Il tutto urlando: Fresh Brisket on the Board! Con tanto di coro di rimando. 
Sembra un teatro e mi fermo a guardare la scena che si ripete per tutto il giorno, mentre loro devono dimostrare entusiasmo in ogni azione che compiono, chissà se sarà previsto dal contratto. 
Qui pare ci siano i bagni più puliti d’America e devo dire che offrono il disinfettante per la tavoletta, quello per le mani e alla fine mi trovo abbastanza a mio agio, per essere fuori casa. Assaggiamo le Beaver Nuggets, perché ne vendono a dosi industriali, sono dolci e non ci fanno impazzire. 

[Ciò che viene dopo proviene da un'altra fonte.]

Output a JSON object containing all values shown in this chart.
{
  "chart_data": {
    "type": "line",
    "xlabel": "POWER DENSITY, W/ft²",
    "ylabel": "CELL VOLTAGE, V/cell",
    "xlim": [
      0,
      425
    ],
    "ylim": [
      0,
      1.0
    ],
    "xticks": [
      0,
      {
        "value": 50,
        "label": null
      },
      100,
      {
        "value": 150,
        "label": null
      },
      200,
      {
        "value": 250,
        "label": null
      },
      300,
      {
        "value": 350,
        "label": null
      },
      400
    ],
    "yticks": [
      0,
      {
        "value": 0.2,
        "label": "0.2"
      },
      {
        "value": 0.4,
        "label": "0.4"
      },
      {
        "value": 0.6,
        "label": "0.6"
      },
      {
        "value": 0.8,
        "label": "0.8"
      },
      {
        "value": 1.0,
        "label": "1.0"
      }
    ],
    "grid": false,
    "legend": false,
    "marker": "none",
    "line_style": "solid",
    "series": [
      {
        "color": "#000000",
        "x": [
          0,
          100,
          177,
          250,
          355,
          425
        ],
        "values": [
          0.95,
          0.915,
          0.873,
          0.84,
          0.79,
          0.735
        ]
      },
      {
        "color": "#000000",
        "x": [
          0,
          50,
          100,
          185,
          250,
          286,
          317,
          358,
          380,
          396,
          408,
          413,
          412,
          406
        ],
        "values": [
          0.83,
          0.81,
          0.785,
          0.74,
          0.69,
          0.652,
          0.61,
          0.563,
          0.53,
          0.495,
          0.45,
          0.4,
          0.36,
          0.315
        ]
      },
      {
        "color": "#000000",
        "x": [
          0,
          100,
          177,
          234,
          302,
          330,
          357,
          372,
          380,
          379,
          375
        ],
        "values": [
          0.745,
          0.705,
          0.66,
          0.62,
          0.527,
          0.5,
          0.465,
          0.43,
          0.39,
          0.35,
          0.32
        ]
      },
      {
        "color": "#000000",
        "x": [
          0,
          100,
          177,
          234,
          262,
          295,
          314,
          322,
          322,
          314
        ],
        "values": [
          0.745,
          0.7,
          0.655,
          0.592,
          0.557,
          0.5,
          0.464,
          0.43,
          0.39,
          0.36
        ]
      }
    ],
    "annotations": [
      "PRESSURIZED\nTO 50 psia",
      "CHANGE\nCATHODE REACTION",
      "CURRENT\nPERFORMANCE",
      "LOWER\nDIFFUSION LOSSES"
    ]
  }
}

Facciamo carburante e mangiamo in auto come tutti gli altri. Il mio enorme panino è delizioso, sa di affumicato, un pizzico di dolce, la carne è tenerissima e si scioglie, riesco pure a finirlo. Il nostro hotel si chiama Decatur Hampton Inn and Suites. Entriamo un po’ stanchi e con le braccia sempre più piene di bagagli. 
Ma il mio beauty case, che per l’occasione è un morbido sacchetto rosa dell’Ikea, improvvisamente si mette a vibrare. La receptionist mi guarda sbalordita e io inizio a tastare l’involucro nella speranza di bloccare quel rumore equivoco. Presto la famiglia capisce cosa sta accadendo, ci mettiamo tutti a ridere, la signora al bancone è contrariata, io non riesco a spegnere il coso. 
La scena termina con il giovane che tira finalmente fuori dal sacchetto l’oggetto vibrante e lo esibisce, cercando di far capire a tutti che si tratta solo di uno spazzolino da denti e che la madre non usa aggeggi erotici in vacanza. 
Maestosa cena in camera con yogurt provvidenziali, panini del McDonald's e birre. 
Notare che il giovane ha 18 anni, in Italia sbevazza in santa pace, ma negli USA è vietatissimo, quindi gli passiamo una birra poco alcolica solo quando siamo tra noi, per non farlo sentire troppo solo e troppo giovane. 
In questa tappa abbiamo due camere, gran lusso! Sono ampie e ognuno di noi ottiene un lettone da una piazza e mezzo e una bottiglietta di acqua in omaggio. 
Se non ci sono le cimici dei letti, che pare spopolino negli USA, stanotte dormo da regina.